Ditegaskan juga bahwa Rapat Dengar Pendapat (RDP) DPR RI dan hasil analisis gambaran (diskripsi) Dirjen EBTKE ini, semakin membuktikan betapa semrawut dan amburadulnya managemen PT SMGP yang dinilai terlalu sepele dalam aktivitas perusahaan yang sangat membahayakan masyarakat .

Bahkan, Al Hasan Nasution yang juga Sekretaris MPI (Majelis Pemuda Indonesia) DPD KNPI Kab Madina ini mengutip bahwa hasil investigasi lapangan dari Kementerian ESDM Penyebab Tragedi Gas Beracun di Sibanggor Julu dikarenakan bahwa planning (perencanaan) kegiatan yang tidak matang, kemudian pelanggaran terhadap prosedur yang telah ditetapkan, selanjutnya peralatan dan instalasi penunjang yang belum siap/lengkap, Lemahnya koordinasi antar tim pelaksana kegiatan, serta pelaksanaan sosialisasi kepada masyarakat yang tidak memadai serta Kompetensi personil pelaksana kegiatan yang tidak memadai.

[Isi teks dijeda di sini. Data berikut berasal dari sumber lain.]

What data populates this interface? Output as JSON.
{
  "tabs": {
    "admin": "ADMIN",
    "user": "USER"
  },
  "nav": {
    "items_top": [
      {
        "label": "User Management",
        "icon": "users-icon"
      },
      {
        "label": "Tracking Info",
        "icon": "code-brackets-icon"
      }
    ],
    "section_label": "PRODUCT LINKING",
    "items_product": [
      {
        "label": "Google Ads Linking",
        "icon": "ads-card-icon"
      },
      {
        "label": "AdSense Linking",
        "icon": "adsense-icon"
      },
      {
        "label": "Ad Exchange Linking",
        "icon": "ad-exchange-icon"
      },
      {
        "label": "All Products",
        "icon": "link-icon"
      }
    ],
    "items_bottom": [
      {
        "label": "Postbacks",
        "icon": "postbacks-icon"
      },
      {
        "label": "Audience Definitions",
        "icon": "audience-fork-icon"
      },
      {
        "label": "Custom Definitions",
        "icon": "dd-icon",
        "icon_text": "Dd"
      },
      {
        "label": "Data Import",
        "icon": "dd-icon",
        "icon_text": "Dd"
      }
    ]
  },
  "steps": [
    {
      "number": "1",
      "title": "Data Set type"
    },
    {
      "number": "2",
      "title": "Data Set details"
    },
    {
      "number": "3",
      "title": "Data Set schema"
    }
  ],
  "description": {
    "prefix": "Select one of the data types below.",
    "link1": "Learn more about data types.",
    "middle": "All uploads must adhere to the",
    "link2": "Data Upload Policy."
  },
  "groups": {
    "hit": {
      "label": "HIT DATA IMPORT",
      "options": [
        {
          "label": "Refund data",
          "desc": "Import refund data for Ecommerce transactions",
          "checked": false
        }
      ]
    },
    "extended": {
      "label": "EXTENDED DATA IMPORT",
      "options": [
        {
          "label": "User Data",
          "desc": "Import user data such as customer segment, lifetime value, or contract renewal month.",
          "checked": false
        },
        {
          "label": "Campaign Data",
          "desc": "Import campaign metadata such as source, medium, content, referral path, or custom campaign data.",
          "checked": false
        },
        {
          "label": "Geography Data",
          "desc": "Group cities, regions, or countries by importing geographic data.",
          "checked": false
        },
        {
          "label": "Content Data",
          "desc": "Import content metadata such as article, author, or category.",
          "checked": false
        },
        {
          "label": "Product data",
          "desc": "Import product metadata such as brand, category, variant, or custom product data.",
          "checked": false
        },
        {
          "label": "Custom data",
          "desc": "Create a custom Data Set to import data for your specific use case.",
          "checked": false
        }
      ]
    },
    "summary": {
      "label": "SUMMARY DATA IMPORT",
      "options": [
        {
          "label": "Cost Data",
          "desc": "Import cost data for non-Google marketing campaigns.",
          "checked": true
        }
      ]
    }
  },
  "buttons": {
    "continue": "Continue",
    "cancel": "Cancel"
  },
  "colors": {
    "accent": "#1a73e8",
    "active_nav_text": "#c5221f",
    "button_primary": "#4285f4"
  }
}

“Kita apresiasi hasil investigasi Kementrian ESDM ini yang menunjukkan fakta otentik adanya praktek mal operasional oleh PT SMGP di lapangan panas bumi Sorik Marapi. Kita berharap, agar hal ini menjadi pintu masuk dan catatan serius bagi aparat penegak hukum untuk mengusut tuntas kasus hukum ini serta menyeret pertanggungjawaban managemen PT SMGP ke ranah hukum secara adil dan transparan dan juga sebagai warning kritis untuk pertimbangan bagi kementerian ESDM untuk meninjau ulang izin PT SMGP” tegas Al Hasan Nasution yang mantan Ketua Karang Taruna Kab Madina ini.

Pasalnya tragedi ini kata Al Hasan berdasarkan SNI 8868:2020 “Pelaporan dan Investigasi Kejadian Berbahaya dan Kecelakaan Panas Bumi” maka kejadian di Sibanggor Julu telah dikategorikan sebagai kejadian berbahaya kategori berat dan kecelakaan panas bumi kategori cedera.

Selanjutnya, kata Al Hasan yang juga duduk sebagai Ketua Majelis Pertimbangan DPP IMMAN (Ikatan Mahasiswa Mandailing Natal), selain menyorot kasus penegakan supremasi hukum dan peninjauan ulang izin PT SMGP, dia berharap agar masyarakat yang jadi korban terdampak akibat kejadian tersebut segera diselesaikan oleh perusahaan baik dalam santunan sosial dan bentuk kompensasi lainnya sesuai komitmen kebersamaan.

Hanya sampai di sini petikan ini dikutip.